Even later update — Earlier posts read as though Millard’s investment plan had been entirely implemented, which we don’t believe to be the case. A Congressional staffer said the PGBC had refused to say how much of the fund had already been reallocated under Millard’s guidelines. But a PGBC spokesman told BusinessWeek none of it had and that the agency would “work with our board to decide whether these contracts should be terminated and whether strategic partnerships fit into the board’s investment approach going forward.”
The original version of this post was also somewhat unclear on the specifics of the various investigations into Millard. Both houses of Congress are investigating Millard and a group of senators requested a criminal investigation as well.
Remember Charles Millard? He’s the former Bush-appointed director of the Pension Benefits Guaranty Corporation, and we expect to be seeing a lot more of him as congressional investigations into his brief but significant tenure at the agency gathers steam, starting with a scheduled appearance next Wednesday.
Some background: the Pension Benefits Guaranty Corporation insures a portion of the retirement funds of 44 million Americans to protect their savings accounts from the capriciousness of market conditions. Somehow, by the perverse illogic that defined the financial services industry of the past few years it came to pass that this fund would be run by a former Lehman Brothers executive who would devise a plan to plow the majority of its investment portfolio into the volatile stock market and the massively overheated real estate market under the pricey guidance of financial advisers at Wall Street’s most prestigious investment banks, such that some such that billions of dollars would vanish in the course of months. An honest mistake, or was unethical behavior involved?
The Office of the Inspector General conducted an audit of Millard, who spearheaded this effort, and found no evidence he’d committed any actual crimes — but enough “clear violations” of agency ethics rules to alarm Congress, which released the OIG’s draft report yesterday and announced an investigation of Millard and said it had requested a criminal probe of him as well.
Millard was the subject of intrigue in the financial community long before the Senate caught wind of him — which as we have seen is too often the case with obscure public officials charged with overseeing multibillion dollar sums of retirement funds they are free to farm out to hedge funds and Wall Street money managers at will.

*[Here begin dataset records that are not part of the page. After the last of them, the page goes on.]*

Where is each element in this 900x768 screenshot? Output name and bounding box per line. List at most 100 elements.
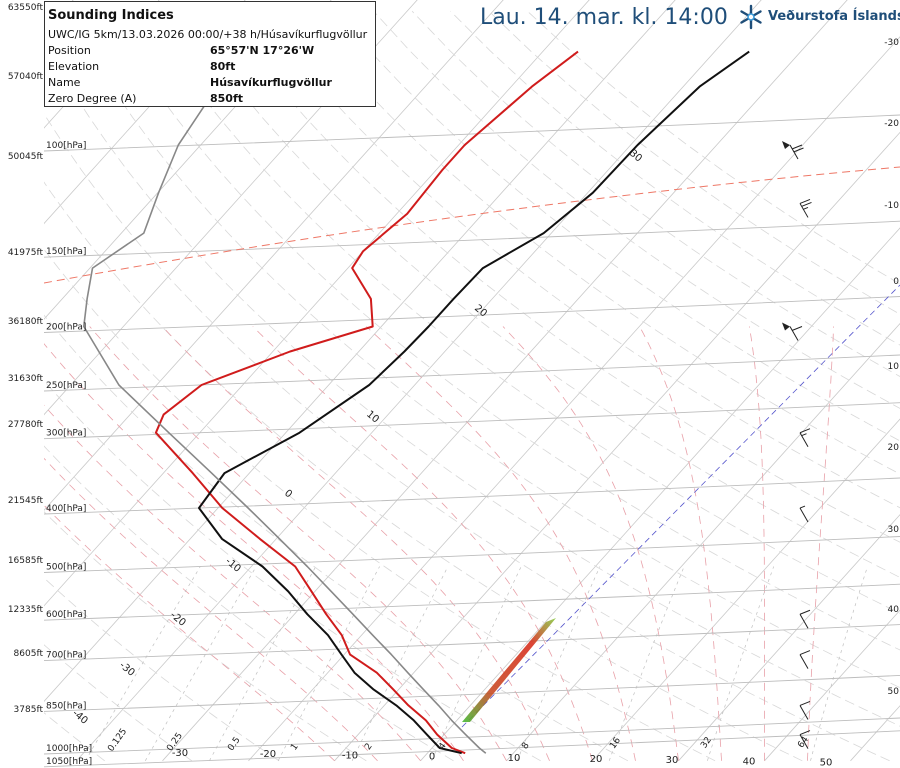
mixing-ratio-line [608,566,685,761]
moist-adiabat-line [252,326,593,761]
isobar-line [44,583,900,621]
isobar-line [44,536,900,573]
height-label: 50045ft [8,152,44,162]
right-scale-label: 0 [893,277,899,287]
info-label: Elevation [48,60,100,73]
height-label: 21545ft [8,496,44,506]
height-label: 16585ft [8,556,44,566]
isotherm-line [44,0,504,511]
wind-barb [799,700,811,720]
temperature-label: -10 [342,750,358,761]
info-label: Name [48,76,81,89]
pressure-label: 600[hPa] [46,610,86,620]
temperature-label: 10 [508,753,521,764]
info-row-name: Name Húsavíkurflugvöllur [48,76,368,92]
parcel-curve [83,51,487,754]
moist-adiabat-line [366,326,636,761]
isotherm-label: -10 [223,556,243,575]
isobar-line [44,220,900,258]
isobar-line [44,114,900,152]
right-scale-label: 40 [888,605,900,615]
dry-adiabat-line [65,11,900,689]
mixing-ratio-line [810,566,868,761]
dry-adiabat-line [44,181,803,762]
pressure-label: 850[hPa] [46,701,86,711]
brand-logo: Veðurstofa Íslands [738,4,900,32]
barb-flag [799,650,811,656]
height-label: 36180ft [8,317,44,327]
isobar-line [44,730,900,768]
dry-adiabat-line [103,10,900,651]
model-run-label: UWC/IG 5km/13.03.2026 00:00/+38 h/Húsaví… [48,28,368,41]
height-label: 63550ft [8,3,44,13]
right-scale-label: -10 [884,201,899,211]
barb-pennant [782,322,790,331]
dry-adiabat-line [373,10,900,409]
shear-wedge [462,618,556,722]
moist-adiabat-line [44,504,335,762]
info-label: Position [48,44,91,57]
moist-adiabat-line [807,326,834,761]
info-value: Húsavíkurflugvöllur [210,76,332,89]
mixing-ratio-line [277,566,380,761]
height-label: 57040ft [8,72,44,82]
mixing-ratio-label: 0.125 [106,727,129,754]
moist-adiabat-line [44,343,464,762]
isotherm-line [76,0,762,762]
mixing-ratio-label: 1 [289,742,300,752]
wind-barb [799,650,811,669]
height-label: 3785ft [14,705,44,715]
pressure-label: 1000[hPa] [46,744,92,754]
temperature-label: 50 [820,758,833,768]
barb-staff [789,326,799,341]
barb-flag [799,198,811,204]
right-scale-label: 10 [888,362,900,372]
info-value: 65°57'N 17°26'W [210,44,315,57]
snowflake-icon [740,4,762,30]
barb-flag [799,428,811,434]
isobar-line [44,477,900,515]
pressure-label: 100[hPa] [46,141,86,151]
isobar-line [44,354,900,392]
barb-flag [791,144,803,150]
moist-adiabat-line [502,326,679,761]
moist-adiabat-line [89,326,507,761]
isotherm-line [678,514,900,762]
sounding-indices-panel: Sounding Indices UWC/IG 5km/13.03.2026 0… [44,1,376,107]
hodograph [462,618,556,722]
freezing-level-line [44,166,900,284]
isobar-line [44,624,900,662]
isotherm-line [420,227,900,762]
mixing-ratio-line [85,566,201,761]
barb-flag [799,609,811,615]
barb-flag [799,730,811,736]
isotherm-label: 0 [282,488,294,501]
barb-half-flag [802,206,809,210]
right-scale-label: 20 [888,443,900,453]
dry-adiabat-line [142,10,900,614]
reference-line [461,284,900,728]
dry-adiabat-line [44,511,367,762]
moist-adiabat-line [162,326,550,761]
axis-labels: 100[hPa] 150[hPa] 200[hPa] 250[hPa] 300[hPa]… [8,3,899,768]
dry-adiabat-line [44,644,193,762]
isobar-line [44,296,900,333]
dry-adiabat-line [296,10,900,475]
pressure-label: 150[hPa] [46,247,86,257]
barb-staff [799,613,809,629]
mixing-ratio-label: 16 [608,736,623,751]
wind-barb [799,730,811,749]
mixing-ratio-line [144,566,257,761]
mixing-ratio-label: 0.5 [226,735,242,752]
dry-adiabat-line [488,10,900,315]
pressure-label: 500[hPa] [46,563,86,573]
dry-adiabat-line [44,112,890,762]
isotherm-label: -30 [117,660,137,679]
barb-flag [793,147,804,153]
right-scale-label: 50 [888,687,900,697]
dewpoint-curve [198,50,750,755]
mixing-ratio-label: 32 [699,735,714,750]
barb-flag [791,326,803,331]
temperature-label: -20 [260,749,276,760]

But even in the ethically compromised world of pensions Millard raised eyebrows. A former New York City Councilman and friend of Rudy Giuliani’s who did not actually know what the PBGC was when he was offered the job, he threw himself into the pursuit of a bizarre new investment strategy that rotated the fund’s investments out of bonds, which had previously dominated the portfolio, into 55% stocks and real estate, including 19% foreign stocks and 6% emerging market stocks.
The shift was supposedly recommended by a Connecticut consultancy called Rocaton Investment Advisors, a firm whose pension fund advice had been called into question the year earlier when a San Diego pension fund cut its ties with the firm over a hedge fund investment gone sour. (Rocaton eventually paid the fund $2.5 million to settle the matter. Rocaton’s models showed that stocks, over the long term, had the greatest likelihood of generating the returns necessary to fend off a federal bailout of the fund — even though it is no secret global stocks have wildly underperformed government bonds over the past ten years.
Pension experts interviewed by Institutional Investor had few words for his plan — which was internally called “North Star” — not synonymous with “insane.” But the most telling testimonial in the piece might be the individual behind the one positive quote about Millard, from an old law firm buddy of his:
When Charlie takes on something, he puts for 100 percent of his effort to do it well.That, at least, is the opinion of one Paul Atkins, a former SEC commissioner known as “Dr. No” for repeatedly voting against fining companies for breaking securities laws and engaging in malfeasance. Atkins resigned last year — but not, as we know all too well from last week’s amazing OAG report on the Bush era SEC — before making a devastating mark on his own agency.
It sure looks as though his friend Millard gave him a run for his money. (And ours.)